What Social Security Crisis?

Bhaskar Sunkara

I speculated last week that Paul Ryan’s emergence may actually push this election cycle’s discourse leftward. Nothing is guaranteed, but progressives have the chance to win a debate about the social safety net and Obama has every incentive to position himself as the foil to Republican austerity.

Recent polls confirm that the Romney-Ryan Medicare plan is deeply unpopular in key swing states with aging populations – Ohio, Wisconsin, and Florida, among them. The debate over Medicare overstates the severity of the crisis, but few doubt there is a problem. We overpay for services compared to other industrialized nations. The solution, however, is more in the direction of expanding the subscriber pool by instituting universal healthcare than privatizing the system absolutely.

The other half of the entitlement crisis” is a complete fantasy.
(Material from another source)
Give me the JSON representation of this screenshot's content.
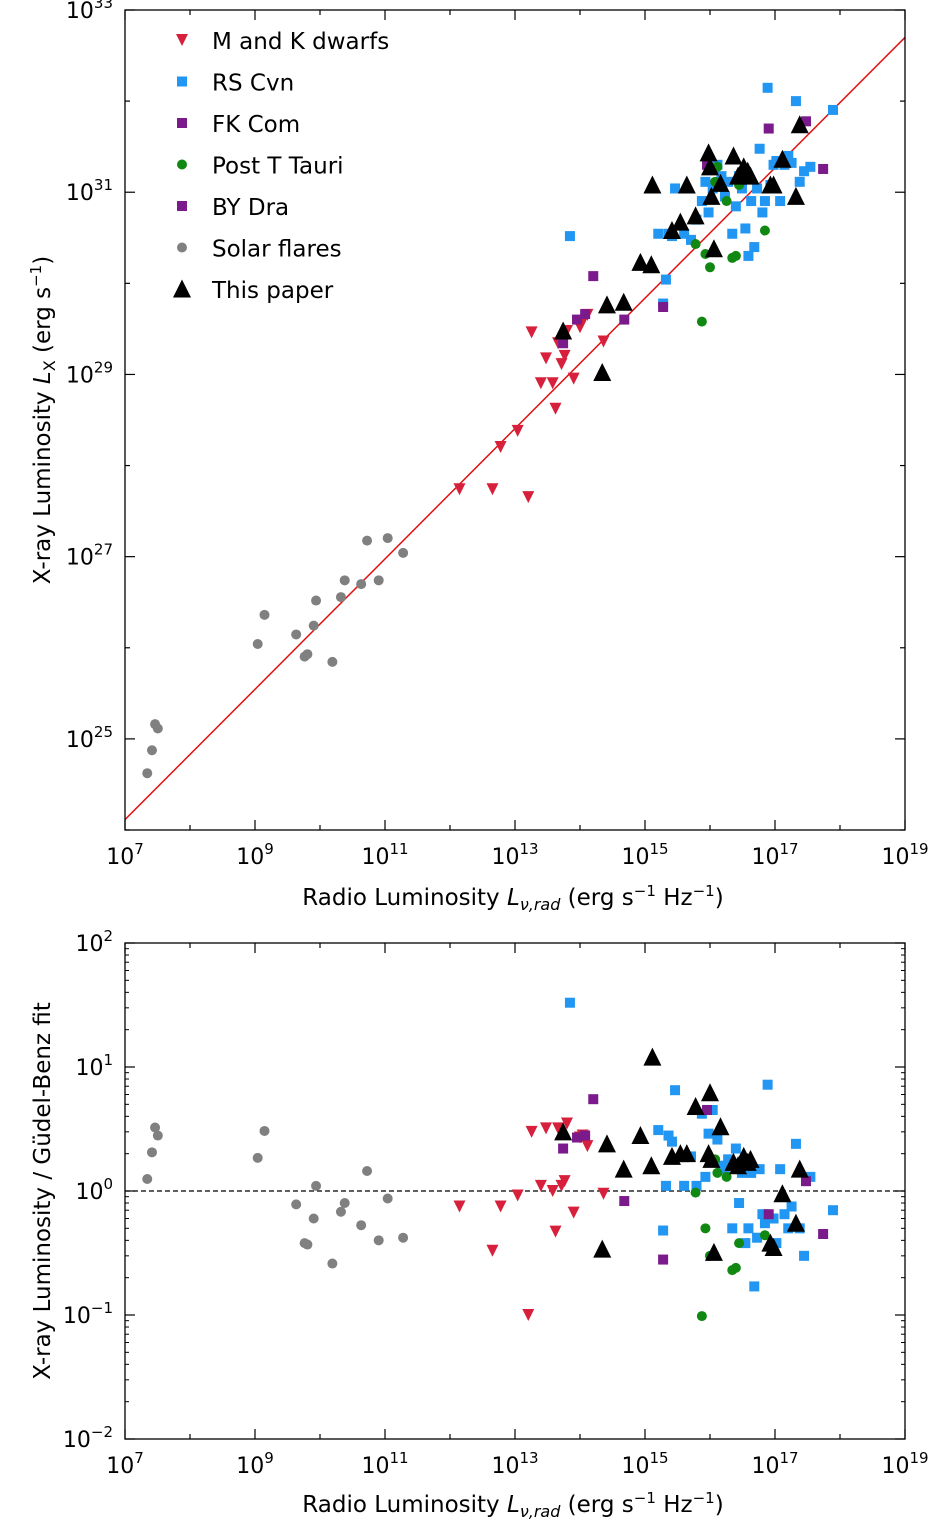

Social Security, now celebrating its 77th year, isn’t in dire straits and can be easily sustained. The grouping of Social Security and Medicare together serves the interest of those neoliberals on both sides of the aisle who would like to drastically overhaul the former.

Jeff Madrick, a fellow at the Roosevelt Institute, has a useful piece extolling the successes of the social security – which 60 percent of elderly people depend on for more than half their income – and explaining how its crisis” is overstated. No surprise the actual solvency problem lies in inequality and a lack of redistribution, not big government:

Tax revenues are reduced because incomes have stagnated for so many. Due to an earnings cap above which taxes are not collected, now about $110,000 a year, combined with the rapid rise of incomes for high-end earners, some 17 percent of aggregate earnings are not covered by the payroll tax. In 1980, only 10 percent were not covered.

Raise this cap and the solvency woes are over. This reveals a basic truth about the tough kitchen table choices” workers are being asked to understand – they’re political decisions being masked as technocratic necessities.